Continuo andando e encontro um rio, a água é limpa e cristalina e os peixes nadam abertamente, decido parar um pouco para descansar e tomo um pouco da água, que é como eu imaginava, fresca e boa. Sento na beirada do morro e olho o mundo envolta. Como a vida é engraçada, como as coisas podem mudar de uma hora para outra... ou devo dizer, como podem mudar tanto em cinco anos. Agora tenho vinte e um anos e tenho que agir como tal, perdi parte da minha adolescência, mas o que importa? Já ficou para trás. A partir de agora tenho que ser astuta para sobreviver sozinha, mas a ideia me assusta. Vou tentar encontrar meus pais, nem que seja a última coisa que eu faça. Continuo observando atentamente a paisagem.

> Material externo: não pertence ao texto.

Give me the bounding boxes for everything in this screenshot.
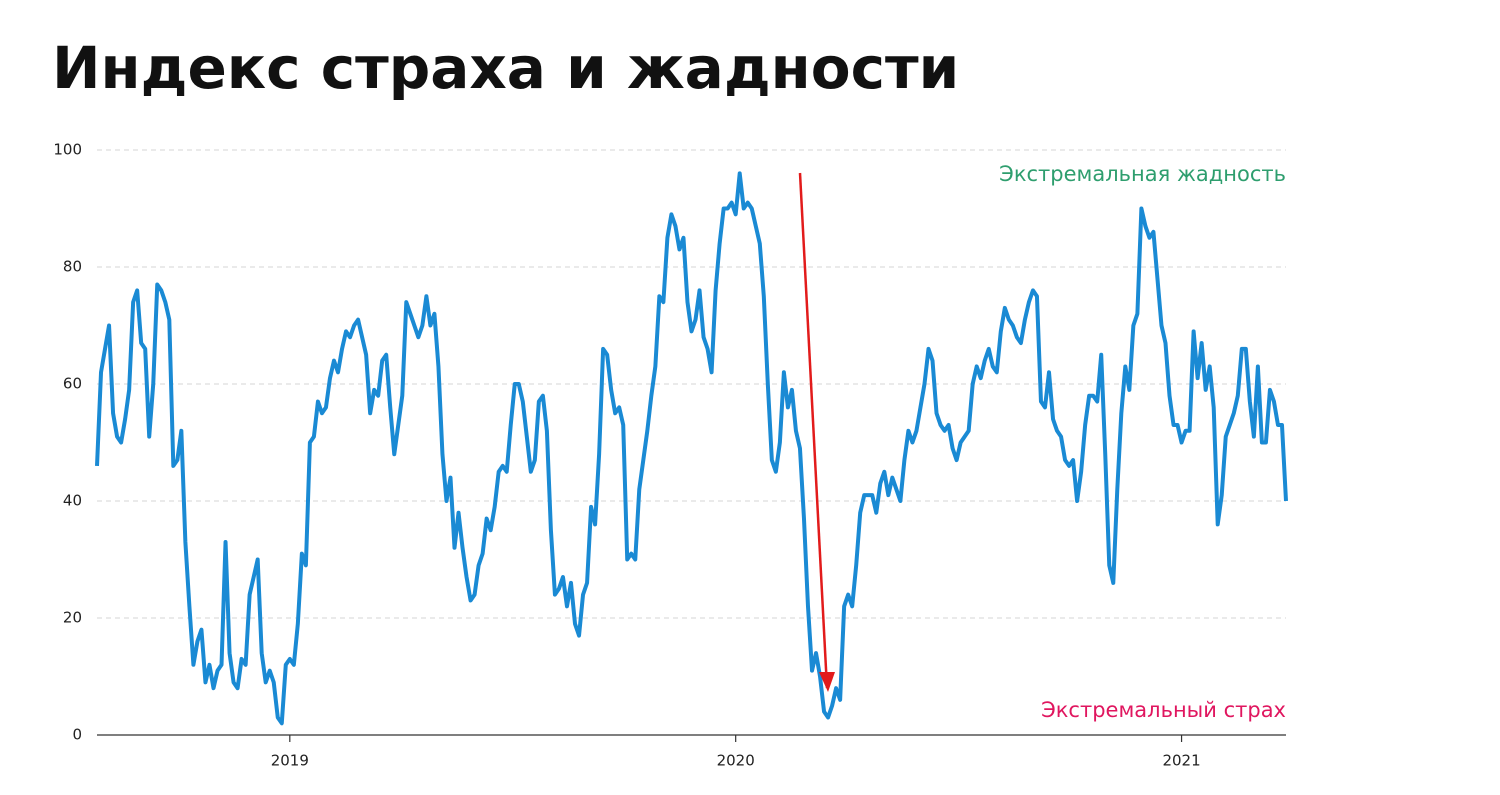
chart-title: Индекс страха и жадности [52,34,959,102]
line-series [95,171,1288,726]
y-tick-label: 0 [72,726,82,744]
x-tick-label: 2021 [1162,752,1200,770]
y-tick-label: 40 [63,492,82,510]
annotation: Экстремальная жадность [999,162,1286,186]
x-tick-label: 2019 [271,752,309,770]
arrow-head [819,672,835,692]
x-tick-label: 2020 [717,752,755,770]
annotation: Экстремальный страх [1041,698,1286,722]
arrow [798,172,829,689]
y-tick-label: 20 [63,609,82,627]
y-tick-label: 80 [63,258,82,276]
y-tick-label: 60 [63,375,82,393]
grid: 0 20 40 60 80 100 2019 2020 2021 [53,141,1286,770]
y-tick-label: 100 [53,141,82,159]
plot [95,171,1288,726]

Vejo algo se mexer nas profundezas do rio. A criatura sobe até a beira da água, parece ser uma sereia, sua beleza também é hipnotizante e os seus traços são fortes, ela me olha e me instiga a correr. Ando mais rápido, até estar distante de qualquer coisa que possa ser mística, por incrível que pareça, ainda fico surpresa com certos acontecimentos.

Corro até estar longe o bastante para não conseguir ver o rio. Preciso me apressar, está escurecendo e eu não tenho onde passar a noite, passa-la na floresta não é uma ideia promissora, com certeza não é uma opção.

♧♧♧

Tento me aquecer, a noite chega e o frio se estabelece como nunca. Minhas roupas são de tecido fino e carrego apenas um pedaço de pão que sobrou do meu lanche da tarde. Tremo dos pés à cabeça e baforo um jato de ar quente em minhas mãos, afim de esquenta-las o máximo que posso. Nunca estive em contato direto com o frio extremo, em minha cidadezinha o calor era predominante, mesmo no inverno tão pouco sentíamos necessidade de um casaco ou outro.

Sento na ponta de uma arvore, assim como horas atras. Desse ponto da floresta, já não vejo qualquer ser vivo a um tempo. Esfrego minhas mãos e começo a questionar a ideia de comer meu último pedaço de pão neste momento. Mas não posso come-lo agora! E se eu não arranjar qualquer alimento nos próximos dias? Esse pedaço de pão é a única coisa que tenho, e mais, já comi hoje, não é necessário comer mais uma vez. Pondero as palavras em alto e bom som, quem sabe meu estomago escuta?

Fico atenta a floresta e vejo algo resplender. Será que estou tendo alucinações? Acho que não, estou bem de saúde, não posso afirmar, mas apesar do frio e da fome, estou de acordo com as minhas faculdades mentais.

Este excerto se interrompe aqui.